そう思って、薔薇の花束を大事そうに抱える腕をちょこんと掴んだ。袖んとこを指で摘んで引っ張った。
「剣斗?」
「……キス、も、ダメなのかよ」
「……」
「好き、だから、キス、したい、っつうのも、ダメ?」
気恥ずかしくて俯いてしまう。
欲しいんだ。和臣のキスが欲しい。そんで、もらって欲しい。
「俺のファースト、キス」
「……」
「ダメ?」
「……お前、ズルいね」
薔薇の花束が揺れて、小さな音を立てた。
和臣が首を傾げて、俺のことをズルって言って笑いながら、ゆっくり目を閉じる。
「目、閉じて」
「ぁ、ごめ……」
「ホント」
言われて、慌てて目を閉じると、ふわりと空気が動くのがわかった。

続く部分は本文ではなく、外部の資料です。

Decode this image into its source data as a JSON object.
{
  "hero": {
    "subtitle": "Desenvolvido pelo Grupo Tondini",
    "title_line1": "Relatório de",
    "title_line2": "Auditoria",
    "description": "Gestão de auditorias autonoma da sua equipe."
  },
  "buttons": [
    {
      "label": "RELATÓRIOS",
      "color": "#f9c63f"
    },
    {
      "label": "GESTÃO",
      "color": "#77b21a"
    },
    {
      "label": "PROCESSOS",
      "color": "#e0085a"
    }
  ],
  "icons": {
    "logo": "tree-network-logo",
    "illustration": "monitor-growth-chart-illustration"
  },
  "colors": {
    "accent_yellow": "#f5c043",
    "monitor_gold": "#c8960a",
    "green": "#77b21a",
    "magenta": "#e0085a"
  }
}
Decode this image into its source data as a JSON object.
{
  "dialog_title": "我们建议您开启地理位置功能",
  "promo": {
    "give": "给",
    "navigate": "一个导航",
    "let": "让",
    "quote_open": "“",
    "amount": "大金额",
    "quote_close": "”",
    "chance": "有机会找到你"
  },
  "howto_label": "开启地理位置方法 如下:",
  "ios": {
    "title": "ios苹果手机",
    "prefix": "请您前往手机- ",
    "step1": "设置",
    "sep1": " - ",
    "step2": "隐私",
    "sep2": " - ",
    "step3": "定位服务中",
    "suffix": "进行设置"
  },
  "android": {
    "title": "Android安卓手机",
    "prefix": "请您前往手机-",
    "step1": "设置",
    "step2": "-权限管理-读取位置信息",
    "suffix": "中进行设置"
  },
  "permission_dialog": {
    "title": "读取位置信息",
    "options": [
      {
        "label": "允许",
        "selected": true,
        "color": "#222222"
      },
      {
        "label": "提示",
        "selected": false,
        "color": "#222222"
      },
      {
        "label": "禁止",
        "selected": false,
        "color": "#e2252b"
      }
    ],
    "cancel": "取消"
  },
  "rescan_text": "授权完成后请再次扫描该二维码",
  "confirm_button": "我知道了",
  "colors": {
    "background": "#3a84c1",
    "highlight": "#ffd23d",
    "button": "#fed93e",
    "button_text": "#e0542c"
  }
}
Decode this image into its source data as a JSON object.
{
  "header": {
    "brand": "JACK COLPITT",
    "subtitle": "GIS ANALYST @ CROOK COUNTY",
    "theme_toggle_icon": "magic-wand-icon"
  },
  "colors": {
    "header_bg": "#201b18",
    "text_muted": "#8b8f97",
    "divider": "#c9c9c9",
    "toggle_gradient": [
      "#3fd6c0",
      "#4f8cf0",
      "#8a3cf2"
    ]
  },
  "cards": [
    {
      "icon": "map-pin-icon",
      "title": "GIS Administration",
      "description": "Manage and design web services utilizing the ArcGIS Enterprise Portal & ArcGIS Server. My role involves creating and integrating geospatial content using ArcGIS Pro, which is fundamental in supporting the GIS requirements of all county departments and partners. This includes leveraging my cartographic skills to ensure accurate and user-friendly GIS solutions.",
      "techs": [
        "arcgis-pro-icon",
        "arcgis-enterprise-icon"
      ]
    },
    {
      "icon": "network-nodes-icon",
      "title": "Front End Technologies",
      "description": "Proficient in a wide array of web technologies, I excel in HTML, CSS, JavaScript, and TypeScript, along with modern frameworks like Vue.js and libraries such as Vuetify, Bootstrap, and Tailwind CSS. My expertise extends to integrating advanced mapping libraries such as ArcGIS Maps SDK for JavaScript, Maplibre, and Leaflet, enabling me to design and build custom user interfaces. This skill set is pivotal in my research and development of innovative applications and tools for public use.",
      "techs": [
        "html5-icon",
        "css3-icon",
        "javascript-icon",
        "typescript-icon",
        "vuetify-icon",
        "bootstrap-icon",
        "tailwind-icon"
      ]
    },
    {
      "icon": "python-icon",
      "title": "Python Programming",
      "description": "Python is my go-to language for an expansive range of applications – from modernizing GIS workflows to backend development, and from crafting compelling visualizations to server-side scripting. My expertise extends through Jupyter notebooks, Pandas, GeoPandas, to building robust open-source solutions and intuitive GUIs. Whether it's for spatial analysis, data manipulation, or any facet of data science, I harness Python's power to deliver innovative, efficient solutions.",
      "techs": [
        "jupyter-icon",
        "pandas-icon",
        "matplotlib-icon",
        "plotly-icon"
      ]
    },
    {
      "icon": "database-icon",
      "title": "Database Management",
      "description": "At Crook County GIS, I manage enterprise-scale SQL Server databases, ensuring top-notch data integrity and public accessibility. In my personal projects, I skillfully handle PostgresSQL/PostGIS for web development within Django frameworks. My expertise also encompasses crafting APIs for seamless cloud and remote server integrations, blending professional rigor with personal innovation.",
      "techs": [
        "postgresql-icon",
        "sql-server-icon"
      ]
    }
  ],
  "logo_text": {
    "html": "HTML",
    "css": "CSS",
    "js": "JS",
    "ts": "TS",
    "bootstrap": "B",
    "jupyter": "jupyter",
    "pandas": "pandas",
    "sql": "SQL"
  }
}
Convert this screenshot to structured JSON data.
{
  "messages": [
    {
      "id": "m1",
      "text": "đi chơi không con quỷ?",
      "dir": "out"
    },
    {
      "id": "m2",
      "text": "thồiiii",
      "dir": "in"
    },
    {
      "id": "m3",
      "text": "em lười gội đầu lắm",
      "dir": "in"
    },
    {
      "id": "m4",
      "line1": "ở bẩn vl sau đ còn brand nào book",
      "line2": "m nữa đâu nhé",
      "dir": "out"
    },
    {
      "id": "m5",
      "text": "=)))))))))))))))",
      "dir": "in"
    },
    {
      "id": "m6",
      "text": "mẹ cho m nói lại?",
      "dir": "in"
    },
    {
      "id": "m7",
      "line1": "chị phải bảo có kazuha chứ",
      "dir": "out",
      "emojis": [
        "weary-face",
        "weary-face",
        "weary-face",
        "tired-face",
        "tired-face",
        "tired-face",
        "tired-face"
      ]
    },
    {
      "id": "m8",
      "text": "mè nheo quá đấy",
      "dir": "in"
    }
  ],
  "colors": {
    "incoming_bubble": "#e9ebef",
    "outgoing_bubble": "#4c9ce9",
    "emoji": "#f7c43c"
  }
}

そのすぐ後、可愛いって、言葉と一緒に唇に触れる柔らかいもの。
「目、もう開けていいよ」
ふわふわしたものが触った。
「俺の……ファーストキス」
「そ、俺がもらっちゃった。すげ、なんか、緊張するな」
「……」
和臣が眉を上げて、ひとつ深呼吸をする。
「き、緊張したのか?」
「したな」
「遊び人なのに?」
「あのなぁ、だから」
大事だから、ファーストキスをもらうことにドキドキした?
柔らかかった。優しくて、ただ触れただけで嬉しかった。
「すげ、嬉しい」
思わず零れた本音に、和臣が笑って、俺の頭を撫でてくれた。
「もっかい、したい。次、ベロ入るやつ」
「おまっ」
「ベロチュー」
「しません」
あわよくば、もう一回したかったけど、これは勢いで訊いてみただけ。きっとしてくれないと思ってた。だって、大事にしたいって思ってくれてるのが、キスで伝わったんだ。優しくて甘くて柔らかくて、そんですげぇ、蕩けそうなくらい、丁寧に唇を重ねてくれたから。
「ベロー!」
「しませんってば」
「ケチ!」
「ケチでもなんでも、今日は、おしまい」
「いいじゃんかっ!」
「しーまーせん」
あぁ、俺、和臣にすげぇ大事にされてるって、ファーストキスが、教えてくれたから。